MerCruisers. Some of the owners of the bigger engines were among those who
wanted the Aeromarines out. This perplexed a Kiekhaefer man, Odell Lewis, who
said, "It's the only time in my life I've ever heard of anyone protesting a
smaller engine."
When the racing
crowd wasn't thumbing the rule book it was trading war stories, among them a
yarn spun by Knocky House, once right-hand man to famed Don Aronow and now
crewman for the new world ocean-racing champion, Bobby Rautbord of Miami Beach.

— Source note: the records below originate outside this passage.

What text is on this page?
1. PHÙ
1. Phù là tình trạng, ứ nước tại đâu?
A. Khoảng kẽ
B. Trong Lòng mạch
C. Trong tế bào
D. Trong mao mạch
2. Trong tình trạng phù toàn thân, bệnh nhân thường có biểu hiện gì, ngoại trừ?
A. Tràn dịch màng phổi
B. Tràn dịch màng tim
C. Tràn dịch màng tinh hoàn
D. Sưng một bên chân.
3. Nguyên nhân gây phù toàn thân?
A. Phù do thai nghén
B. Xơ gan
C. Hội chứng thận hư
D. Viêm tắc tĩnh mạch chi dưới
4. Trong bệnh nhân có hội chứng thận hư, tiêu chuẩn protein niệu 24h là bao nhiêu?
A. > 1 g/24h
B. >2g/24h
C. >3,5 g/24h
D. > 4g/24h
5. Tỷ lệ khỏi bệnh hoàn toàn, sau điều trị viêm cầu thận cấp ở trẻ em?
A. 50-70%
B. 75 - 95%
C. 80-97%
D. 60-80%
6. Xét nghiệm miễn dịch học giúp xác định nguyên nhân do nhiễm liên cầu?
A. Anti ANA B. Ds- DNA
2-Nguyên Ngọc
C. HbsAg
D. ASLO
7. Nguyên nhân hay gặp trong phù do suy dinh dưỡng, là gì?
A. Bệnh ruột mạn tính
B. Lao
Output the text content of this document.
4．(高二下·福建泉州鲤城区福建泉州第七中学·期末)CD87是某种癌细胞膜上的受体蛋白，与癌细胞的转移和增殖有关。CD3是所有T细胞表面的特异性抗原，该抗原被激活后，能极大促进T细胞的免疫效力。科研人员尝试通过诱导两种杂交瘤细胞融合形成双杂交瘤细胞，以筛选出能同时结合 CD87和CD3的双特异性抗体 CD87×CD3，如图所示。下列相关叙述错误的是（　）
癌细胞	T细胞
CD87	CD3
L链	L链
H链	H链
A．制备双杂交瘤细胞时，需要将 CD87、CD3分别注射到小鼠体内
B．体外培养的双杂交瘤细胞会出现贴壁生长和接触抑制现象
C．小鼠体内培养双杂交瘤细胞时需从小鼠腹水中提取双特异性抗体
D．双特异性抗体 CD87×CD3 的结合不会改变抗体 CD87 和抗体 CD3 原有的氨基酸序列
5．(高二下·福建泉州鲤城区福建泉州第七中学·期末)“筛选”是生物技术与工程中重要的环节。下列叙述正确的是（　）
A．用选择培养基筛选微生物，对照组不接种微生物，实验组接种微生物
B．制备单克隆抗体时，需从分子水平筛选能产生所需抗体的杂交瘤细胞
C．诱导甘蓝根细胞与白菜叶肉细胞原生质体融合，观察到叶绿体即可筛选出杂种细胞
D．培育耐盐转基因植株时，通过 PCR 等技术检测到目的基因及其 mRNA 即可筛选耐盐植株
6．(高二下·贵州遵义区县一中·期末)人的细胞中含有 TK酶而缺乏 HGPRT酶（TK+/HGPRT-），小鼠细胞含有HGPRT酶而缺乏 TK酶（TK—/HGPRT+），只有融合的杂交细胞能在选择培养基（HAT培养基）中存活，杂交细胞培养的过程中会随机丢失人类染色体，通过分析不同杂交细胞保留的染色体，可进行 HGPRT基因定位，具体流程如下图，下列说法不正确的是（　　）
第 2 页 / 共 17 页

( Key West, one of four U.S. races counting toward the world championship, was
the last on the 1972 world calendar but first on the 1972-73 domestic
schedule.) Rautbord drives a boat called Fino and House is an ex-Olympic
wrestler who went for a swim during the Norwegian championship race last
summer.
House said it was
the roughest race he could remember, and he is an expert on the subject, having
been in more than 150 events all over the globe. According to House, the boat
got lost while belting down the Danish coast. "Where are we?" he asked
a Norwegian navigator who was aboard for his supposed local knowledge. Replied
the Viking with a shrug, "I dunno." Just then, over the tops of
towering waves, House sighted people on the beach. Rautbord headed Fino
inshore. Dressed in life jacket and helmet and with a chunk of chart stuffed in
his mouth, Knocky leaped overboard and swam the 100 yards to shore.
As casually as he
could, he strolled up to the folks, laid the chart out before them and jabbed
his finger at the finish line. They pointed, House ran for the water, swam out
to Fino, climbed aboard—and off they went to win.
Also present at
Key West was Oilman Roger Hanks with his Blonde IV. He had won the race last
year and was back determined to repeat. A tall, rangy individualist who lets
the world know how happy he feels when a well comes in—he claims he has drilled
only one dry hole—Hanks is famous in racing for doing everything the hard way.
"The harder I work," he says, "the luckier I get." If a
vaultful of money and a tendency to shove the throttles through their mounts
were the only criteria, he would never lose. "The difference between men
and boys is the cost of their toys," says Hanks. His cost plenty. He has
approximately half a million invested in boats and engines alone.
There was also a
sensational Italian driver, Dr. Carlo Bonomi. A newcomer, Bonomi won the
prestigious Cowes-to-Torquay run in England this year and gave Rautbord a good
fight for the world championship. He had finished second in the Miami-Nassau
race after a courageous trip in rough weather, but at Key West his Red
Vengeance was fated to fizzle.
One of the mob
not on hand was Sammy James. A not-so-funny thing happened to him on the way
down. James is racing director of the Bertram Yacht Corp., once a world-beater
in ocean racing, and had intended to make Key West the inaugural event in a
smashing comeback with a winged racer. The idea behind the wing was that it
would not only help stabilize the boat but glide it over rough water and add
lift to lighten the hull, thus increasing speed. When James and co-driver
Gordon Cooper, the astronaut, took the boat out for a test spin off Miami last
week the wing was not in place. Coming in through Government Cut the boat hit a
freighter's wake, leaped 20 feet into the air, landed on her tail, got slapped
by a smaller wave and came down hard—so hard that James bit the steering wheel.
Picking himself up, he turned to Cooper and mumbled through broken teeth,
"Am I O.K.?" Replied Cooper, who escaped with a badly wrenched knee:
"Well, your tongue's sticking out but your lips are closed." It took 26
stitches to sew up James' face. The boat was out of the race.